Ratu Safiatuddin menjadi pemimpin perempuan pertama dalam sejarah Kesultanan Aceh Darussalam sejak kesultanan ini pertama kali berdiri.
Meskipun pada saat pengkatannya menjadi Ratu diragukan oleh banyak pihak saat itu, Ratu Safiatuddin berhasil menjawab keraguan-keraguan yang muncul.
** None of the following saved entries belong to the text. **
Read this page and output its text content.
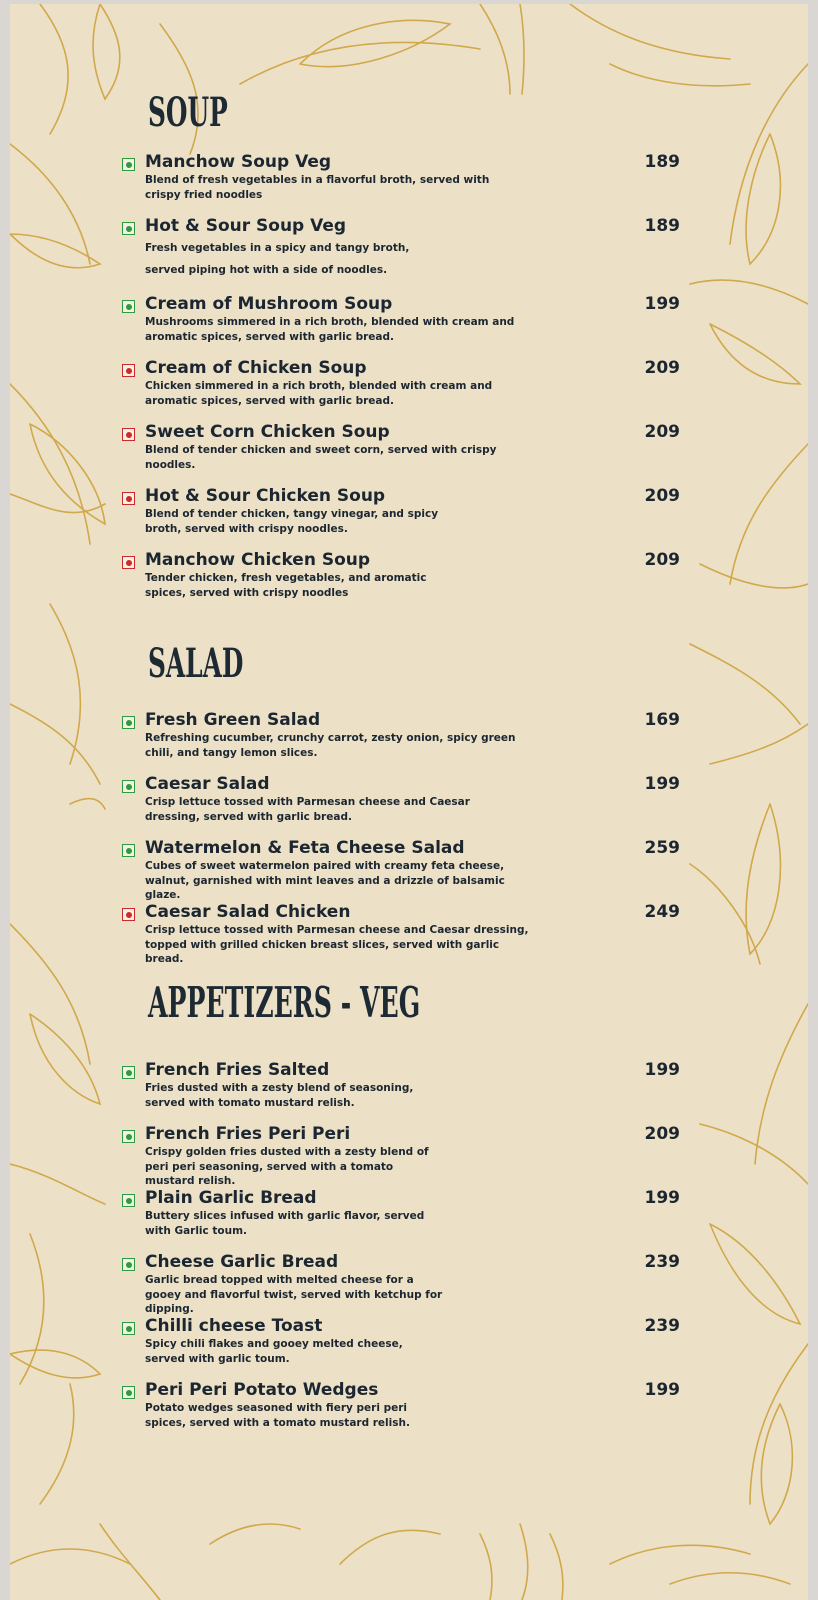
SOUP
Manchow Soup Veg	189
Blend of fresh vegetables in a flavorful broth, served with crispy fried noodles
Hot & Sour Soup Veg	189
Fresh vegetables in a spicy and tangy broth, served piping hot with a side of noodles.
Cream of Mushroom Soup	199
Mushrooms simmered in a rich broth, blended with cream and aromatic spices, served with garlic bread.
Cream of Chicken Soup	209
Chicken simmered in a rich broth, blended with cream and aromatic spices, served with garlic bread.
Sweet Corn Chicken Soup	209
Blend of tender chicken and sweet corn, served with crispy noodles.
Hot & Sour Chicken Soup	209
Blend of tender chicken, tangy vinegar, and spicy broth, served with crispy noodles.
Manchow Chicken Soup	209
Tender chicken, fresh vegetables, and aromatic spices, served with crispy noodles
SALAD
Fresh Green Salad	169
Refreshing cucumber, crunchy carrot, zesty onion, spicy green chili, and tangy lemon slices.
Caesar Salad	199
Crisp lettuce tossed with Parmesan cheese and Caesar dressing, served with garlic bread.
Watermelon & Feta Cheese Salad	259
Cubes of sweet watermelon paired with creamy feta cheese, walnut, garnished with mint leaves and a drizzle of balsamic glaze.
Caesar Salad Chicken	249
Crisp lettuce tossed with Parmesan cheese and Caesar dressing, topped with grilled chicken breast slices, served with garlic bread.
APPETIZERS - VEG
French Fries Salted	199
Fries dusted with a zesty blend of seasoning, served with tomato mustard relish.
French Fries Peri Peri	209
Crispy golden fries dusted with a zesty blend of peri peri seasoning, served with a tomato mustard relish.
Plain Garlic Bread	199
Buttery slices infused with garlic flavor, served with Garlic toum.
Cheese Garlic Bread	239
Garlic bread topped with melted cheese for a gooey and flavorful twist, served with ketchup for dipping.
Chilli cheese Toast	239
Spicy chili flakes and gooey melted cheese, served with garlic toum.
Peri Peri Potato Wedges	199
Potato wedges seasoned with fiery peri peri spices, served with a tomato mustard relish.
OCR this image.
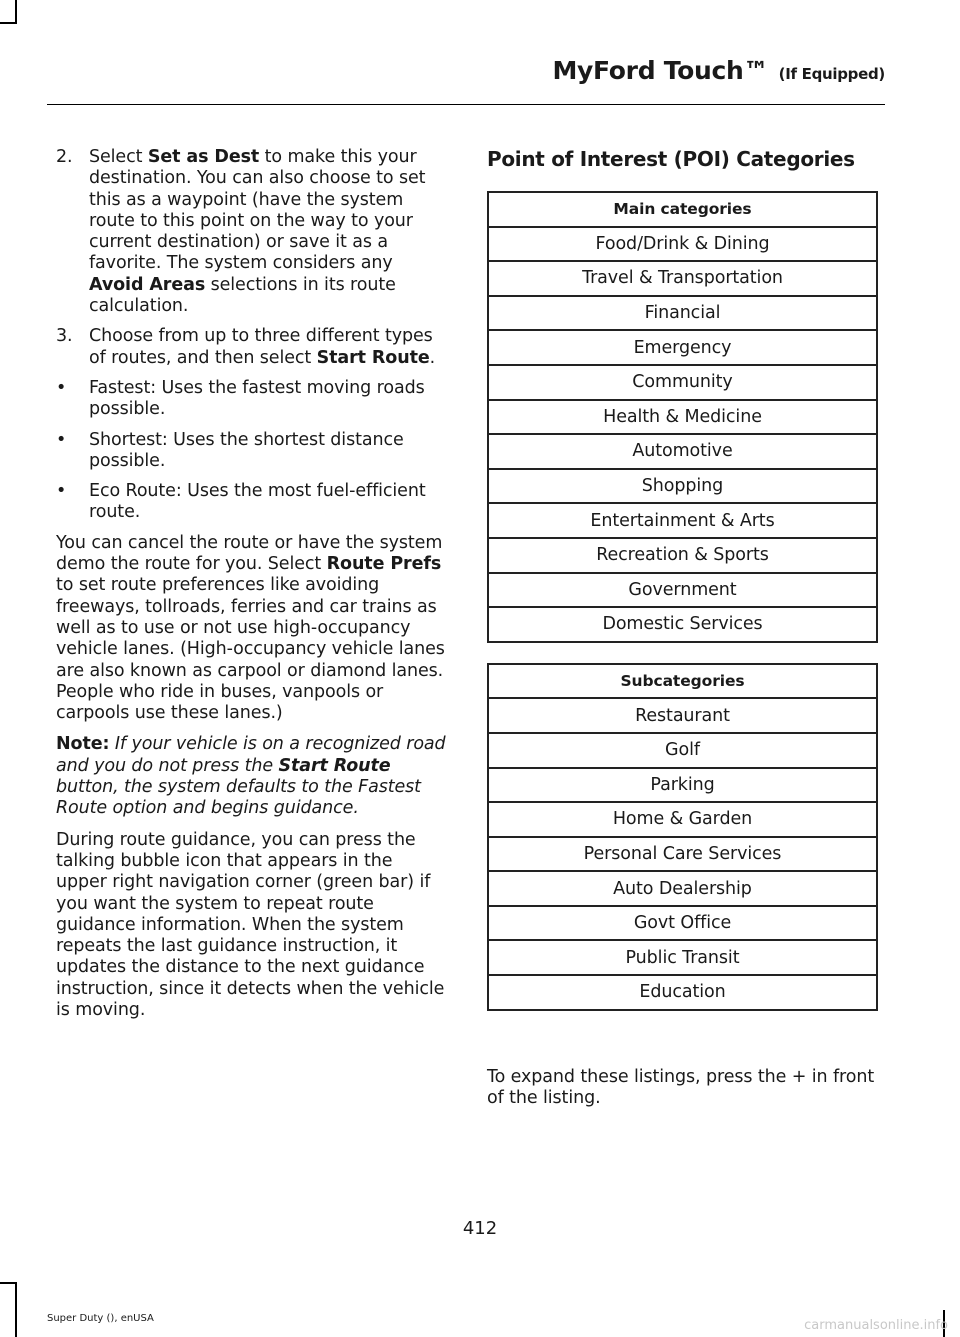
MyFord Touch™ (If Equipped)
2. Select Set as Dest to make this your destination. You can also choose to set this as a waypoint (have the system route to this point on the way to your current destination) or save it as a favorite. The system considers any Avoid Areas selections in its route calculation.
3. Choose from up to three different types of routes, and then select Start Route.
• Fastest: Uses the fastest moving roads possible.
• Shortest: Uses the shortest distance possible.
• Eco Route: Uses the most fuel-efficient route.

You can cancel the route or have the system demo the route for you. Select Route Prefs to set route preferences like avoiding freeways, tollroads, ferries and car trains as well as to use or not use high-occupancy vehicle lanes. (High-occupancy vehicle lanes are also known as carpool or diamond lanes. People who ride in buses, vanpools or carpools use these lanes.)

Note: If your vehicle is on a recognized road and you do not press the Start Route button, the system defaults to the Fastest Route option and begins guidance.

During route guidance, you can press the talking bubble icon that appears in the upper right navigation corner (green bar) if you want the system to repeat route guidance information. When the system repeats the last guidance instruction, it updates the distance to the next guidance instruction, since it detects when the vehicle is moving.

Point of Interest (POI) Categories
Main categories
Food/Drink & Dining
Travel & Transportation
Financial
Emergency
Community
Health & Medicine
Automotive
Shopping
Entertainment & Arts
Recreation & Sports
Government
Domestic Services
Subcategories
Restaurant
Golf
Parking
Home & Garden
Personal Care Services
Auto Dealership
Govt Office
Public Transit
Education
To expand these listings, press the + in front of the listing.
412
Super Duty (), enUSA	carmanualsonline.info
Hal ini terbukti dengan banyaknya kitab-kitab yang ditulis oleh ulama-ulama dan cendikiawan-cendikiawan Islam di Aceh Darussalam pada saat ia berkuasa, hingga dibiayai oleh istana, baik atas permintaan istana atau karena inisiatif intelektual tersebut sendiri.
Kepemimpinannya diakui oleh banyak tokoh dan sejarawan menjadi sebagai era paling ranum ilmu pengetahuan di Aceh Darussalam.
Hal ini bukan karena tanpa sebab, karena Ratu Safiatuddin sendiri adalah orang yang pintar, menguasai banyak ilmu dan mencintai ilmu pengetahuan.
Selain ilmu pengetahun yang tumbuh pesat pada masa ia memimpin, Ratu Safiatuddin juga melakukan berbagai kebijakan untuk meningkatkan hidup perempuan di Aceh Darussalam.
Sebagai orang yang mendalami ajaran-ajaran Islam, Ratu Safiatuddin mempunyai tekad yang kuat untuk membuktikan bahwa hak dan kewajiban perempuan dan pria sama.
Hal ini termasuk dalam persoalan politik, ekonomi hingga sosial, kecuali dalam bidang-bidang yang telah ditetapkan kodratnya.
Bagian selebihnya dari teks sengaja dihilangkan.